Publié le 17 Feb 2021 - 17:58
MARDI GRAS

Les origines d’une fête 

 

Le Mardi gras, marquant le début du temps de Carême chrétien, a été célébré hier. Cette fête est, selon l’abbé Roger Gomis, à la fois d’origine païenne et religieuse.

 

Mardi gras. Ce jour festif marque la fin de la ‘’semaine des sept jours gras’’ (autrefois appelés jours charnels). Il est suivi par le Mercredi des Cendres qui marque le commencement du Carême.  Carême au cours duquel les chrétiens sont invités à manger maigre, en s'abstenant, autant que faire se peut, de consommer de la viande. Les origines du Carême, souligne l’abbé Roger Gomis, sont à la fois païennes et religieuses.

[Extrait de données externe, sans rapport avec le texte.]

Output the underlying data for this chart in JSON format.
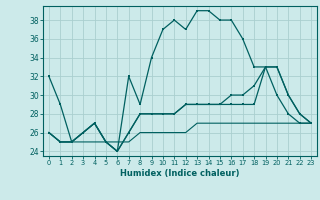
{
  "xlabel": "Humidex (Indice chaleur)",
  "bg_color": "#cceaea",
  "grid_color": "#aacfcf",
  "line_color": "#006060",
  "xlim": [
    -0.5,
    23.5
  ],
  "ylim": [
    23.5,
    39.5
  ],
  "yticks": [
    24,
    26,
    28,
    30,
    32,
    34,
    36,
    38
  ],
  "xticks": [
    0,
    1,
    2,
    3,
    4,
    5,
    6,
    7,
    8,
    9,
    10,
    11,
    12,
    13,
    14,
    15,
    16,
    17,
    18,
    19,
    20,
    21,
    22,
    23
  ],
  "series1": [
    32,
    29,
    25,
    26,
    27,
    25,
    24,
    32,
    29,
    34,
    37,
    38,
    37,
    39,
    39,
    38,
    38,
    36,
    33,
    33,
    30,
    28,
    27,
    27
  ],
  "series2": [
    26,
    25,
    25,
    26,
    27,
    25,
    24,
    26,
    28,
    28,
    28,
    28,
    29,
    29,
    29,
    29,
    29,
    29,
    29,
    33,
    33,
    30,
    28,
    27
  ],
  "series3": [
    26,
    25,
    25,
    26,
    27,
    25,
    24,
    26,
    28,
    28,
    28,
    28,
    29,
    29,
    29,
    29,
    30,
    30,
    31,
    33,
    33,
    30,
    28,
    27
  ],
  "series4": [
    26,
    25,
    25,
    25,
    25,
    25,
    25,
    25,
    26,
    26,
    26,
    26,
    26,
    27,
    27,
    27,
    27,
    27,
    27,
    27,
    27,
    27,
    27,
    27
  ]
}
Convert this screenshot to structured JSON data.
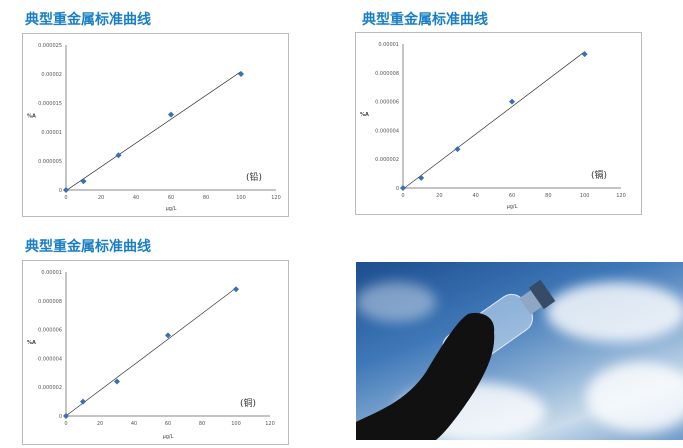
{
  "chart_data": [
    {
      "type": "scatter",
      "title": "典型重金属标准曲线",
      "annotation": "(铅)",
      "xlabel": "µg/L",
      "ylabel": "%A",
      "xlim": [
        0,
        120
      ],
      "ylim": [
        0,
        2.5e-05
      ],
      "xticks": [
        "0",
        "20",
        "40",
        "60",
        "80",
        "100",
        "120"
      ],
      "yticks": [
        "0",
        "0.000005",
        "0.00001",
        "0.000015",
        "0.00002",
        "0.000025"
      ],
      "x": [
        0,
        10,
        30,
        60,
        100
      ],
      "y": [
        0,
        1.5e-06,
        6e-06,
        1.3e-05,
        2e-05
      ],
      "trendline": true,
      "color": "#3a6fb5"
    },
    {
      "type": "scatter",
      "title": "典型重金属标准曲线",
      "annotation": "(镉)",
      "xlabel": "µg/L",
      "ylabel": "%A",
      "xlim": [
        0,
        120
      ],
      "ylim": [
        0,
        1e-05
      ],
      "xticks": [
        "0",
        "20",
        "40",
        "60",
        "80",
        "100",
        "120"
      ],
      "yticks": [
        "0",
        "0.000002",
        "0.000004",
        "0.000006",
        "0.000008",
        "0.00001"
      ],
      "x": [
        0,
        10,
        30,
        60,
        100
      ],
      "y": [
        0,
        7e-07,
        2.7e-06,
        6e-06,
        9.3e-06
      ],
      "trendline": true,
      "color": "#3a6fb5"
    },
    {
      "type": "scatter",
      "title": "典型重金属标准曲线",
      "annotation": "(铜)",
      "xlabel": "µg/L",
      "ylabel": "%A",
      "xlim": [
        0,
        120
      ],
      "ylim": [
        0,
        1e-05
      ],
      "xticks": [
        "0",
        "20",
        "40",
        "60",
        "80",
        "100",
        "120"
      ],
      "yticks": [
        "0",
        "0.000002",
        "0.000004",
        "0.000006",
        "0.000008",
        "0.00001"
      ],
      "x": [
        0,
        10,
        30,
        60,
        100
      ],
      "y": [
        0,
        1e-06,
        2.4e-06,
        5.6e-06,
        8.8e-06
      ],
      "trendline": true,
      "color": "#3a6fb5"
    }
  ],
  "photo": {
    "subject": "hand-holding-water-bottle-against-sky"
  }
}
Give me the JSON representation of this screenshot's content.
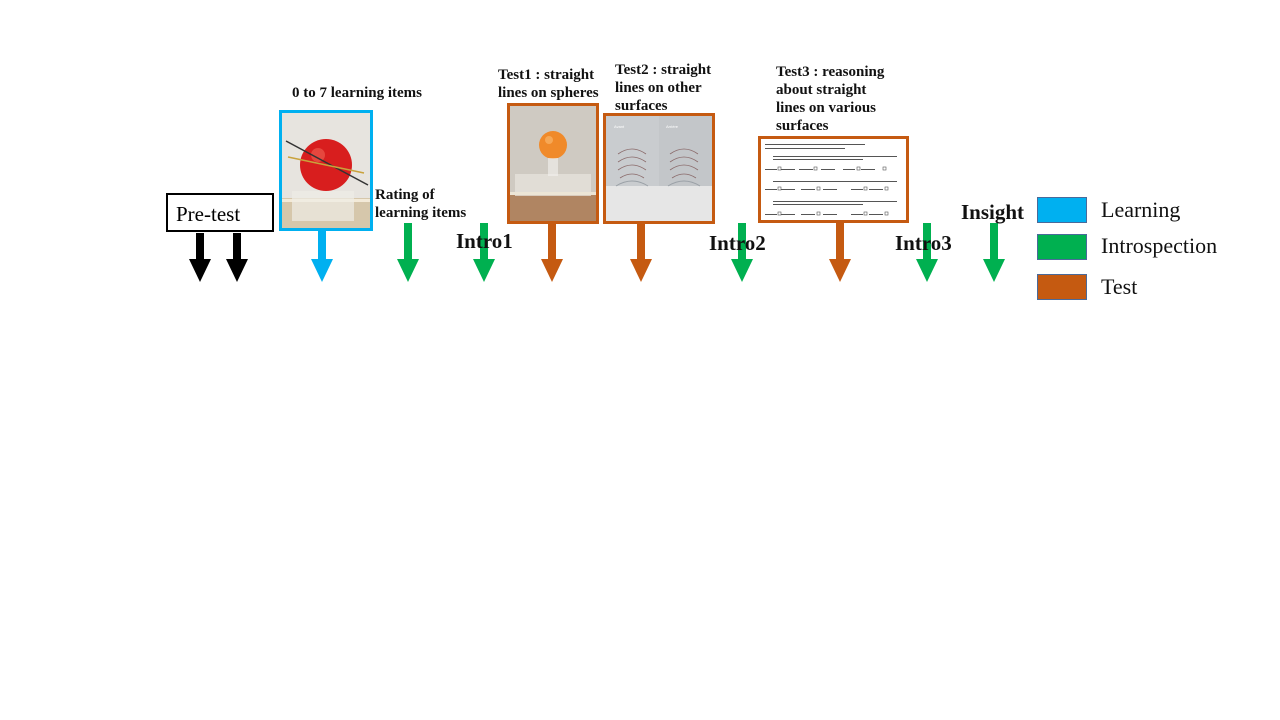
{
  "diagram": {
    "pretest_label": "Pre-test",
    "stages": {
      "learning_items": "0 to 7 learning items",
      "rating_line1": "Rating of",
      "rating_line2": "learning items",
      "intro1": "Intro1",
      "test1_line1": "Test1 : straight",
      "test1_line2": "lines on spheres",
      "test2_line1": "Test2 : straight",
      "test2_line2": "lines on other",
      "test2_line3": "surfaces",
      "intro2": "Intro2",
      "test3_line1": "Test3 : reasoning",
      "test3_line2": "about straight",
      "test3_line3": "lines on various",
      "test3_line4": "surfaces",
      "intro3": "Intro3",
      "insight": "Insight"
    },
    "legend": [
      {
        "label": "Learning",
        "color": "#00b0f0"
      },
      {
        "label": "Introspection",
        "color": "#00b050"
      },
      {
        "label": "Test",
        "color": "#c55a11"
      }
    ],
    "colors": {
      "learning": "#00b0f0",
      "introspection": "#00b050",
      "test": "#c55a11",
      "pretest": "#000000",
      "timeline": "#111111"
    }
  }
}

Les dates, dit-il, n’en sont pas fixes ; elles se situent entre le début du mois de février et celui du mois de mars. ‘’Dans l’Antiquité romaine, le calendrier commençait au mois de mars, de façon à faire coïncider le début de l’année et le renouveau de la nature. Ainsi, de grandes fêtes marquaient cette période de calandre de mars. Par la suite, les populations christianisées ont continué à célébrer la fin de l’hiver à travers cette fête de Mardi gras’’, explique l’abbé Gomis.

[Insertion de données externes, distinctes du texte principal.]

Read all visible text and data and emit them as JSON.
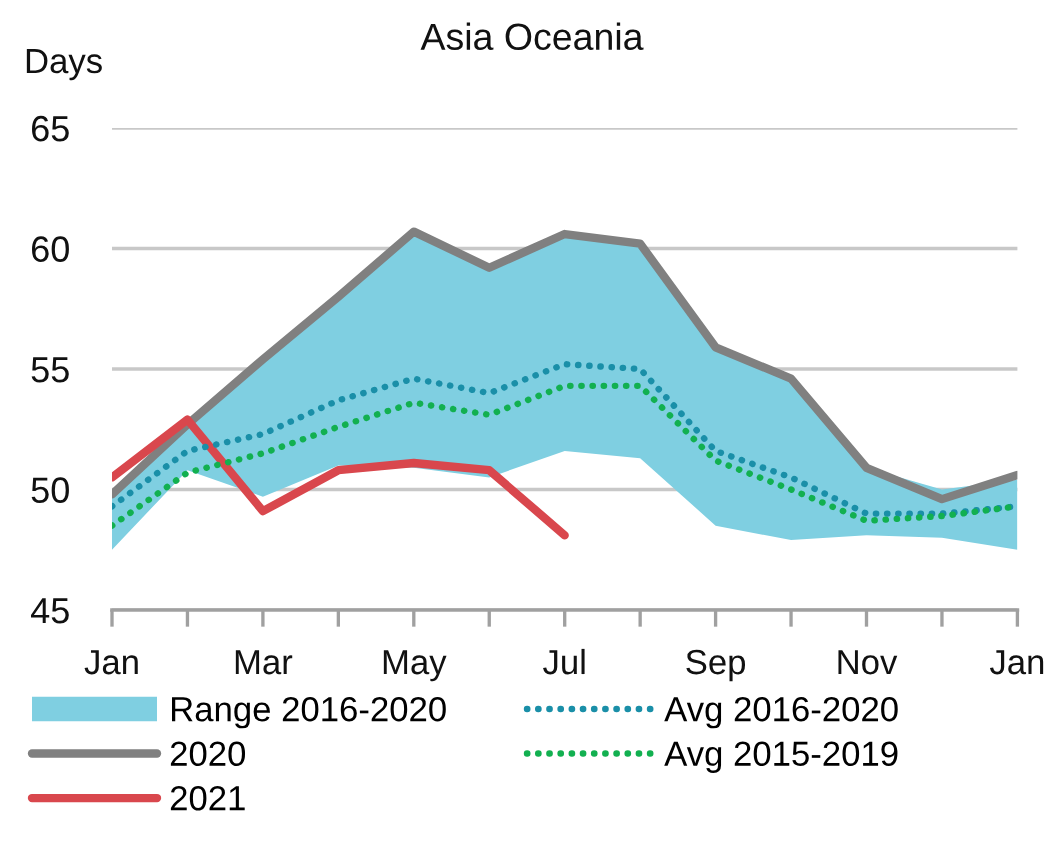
{
  "chart_data": {
    "type": "line",
    "title": "Asia Oceania",
    "ylabel": "Days",
    "categories": [
      "Jan",
      null,
      "Mar",
      null,
      "May",
      null,
      "Jul",
      null,
      "Sep",
      null,
      "Nov",
      null,
      "Jan"
    ],
    "series": [
      {
        "name": "Range 2016-2020",
        "color": "#7fcfe1",
        "values": [
          null,
          null,
          null,
          null,
          null,
          null,
          null,
          null,
          null,
          null,
          null,
          null,
          null
        ],
        "lower": [
          47.5,
          50.8,
          49.7,
          51.0,
          50.9,
          50.5,
          51.6,
          51.3,
          48.5,
          47.9,
          48.1,
          48.0,
          47.5
        ],
        "upper": [
          49.8,
          52.7,
          55.4,
          58.0,
          60.7,
          59.2,
          60.6,
          60.2,
          55.9,
          54.6,
          50.9,
          50.0,
          50.4
        ]
      },
      {
        "name": "2020",
        "color": "#808080",
        "line_style": "solid",
        "values": [
          49.8,
          52.7,
          55.4,
          58.0,
          60.7,
          59.2,
          60.6,
          60.2,
          55.9,
          54.6,
          50.9,
          49.6,
          50.6
        ]
      },
      {
        "name": "2021",
        "color": "#d9474d",
        "line_style": "solid",
        "values": [
          50.5,
          52.9,
          49.1,
          50.8,
          51.1,
          50.8,
          48.1,
          null,
          null,
          null,
          null,
          null,
          null
        ]
      },
      {
        "name": "Avg 2016-2020",
        "color": "#1a8fa8",
        "line_style": "dotted",
        "values": [
          49.3,
          51.6,
          52.3,
          53.7,
          54.6,
          54.0,
          55.2,
          55.0,
          51.6,
          50.5,
          49.0,
          49.0,
          49.3
        ]
      },
      {
        "name": "Avg 2015-2019",
        "color": "#12b050",
        "line_style": "dotted",
        "values": [
          48.5,
          50.7,
          51.5,
          52.6,
          53.6,
          53.1,
          54.3,
          54.3,
          51.2,
          50.0,
          48.7,
          48.9,
          49.3
        ]
      }
    ],
    "ylim": [
      45,
      65
    ],
    "yticks": [
      45,
      50,
      55,
      60,
      65
    ],
    "grid": "y",
    "legend": "bottom"
  }
}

Le début du Carême, explique-t-il,   est précédé du Mardi gras. Ce jour est appelé gras en référence aux aliments qui sont mangés, à savoir le beurre, les œufs, la viande. Au jour du Mardi gras, les excès sont donc permis, aussi bien dans la consommation de nourriture que dans l’apparence vestimentaire, en préparation au Carême qui dure 40 jours et qui est une période de jeûne et d’abstinence et qui prépare à la fête de Pâques.

‘’Les traditions festives du Mardi gras sont les déguisements et la dégustation de crêpes. Mais ces manifestations de réjouissances varient en fonction des pays et des cultures. Dans les pays lusophones comme le Brésil, l’Angola ou le Mozambique, le carnaval en est l’expression la plus forte. Il commence à partir de l’Epiphanie, le 6 janvier, et se termine le mardi gras. Et c’est l’occasion de toutes les démesures, dans un mélange de pratiques païennes et chrétiennes à la fois…

Chez nous au Sénégal, la tradition est au déguisement des enfants et surtout des jeunes écoliers qui se livrent dans leurs institutions à différentes activités récréatives, rappelle le religieux.

Tous les thèmes sont permis, l’important étant que chaque enfant puisse exprimer, à travers le déguisement qu’il aura choisi, sa personnalité et ses rêves. L’abbé Roger de rappeler qu’au Moyen-Age, les déguisements du Mardi gras permettaient non seulement de s’amuser, mais aussi de transgresser les interdits de l’ordre social. Ainsi, les pauvres pouvaient s’habiller en riches, les hommes en femmes, des laïcs en religieux, des civils en policiers ou gendarmes, et vice-versa.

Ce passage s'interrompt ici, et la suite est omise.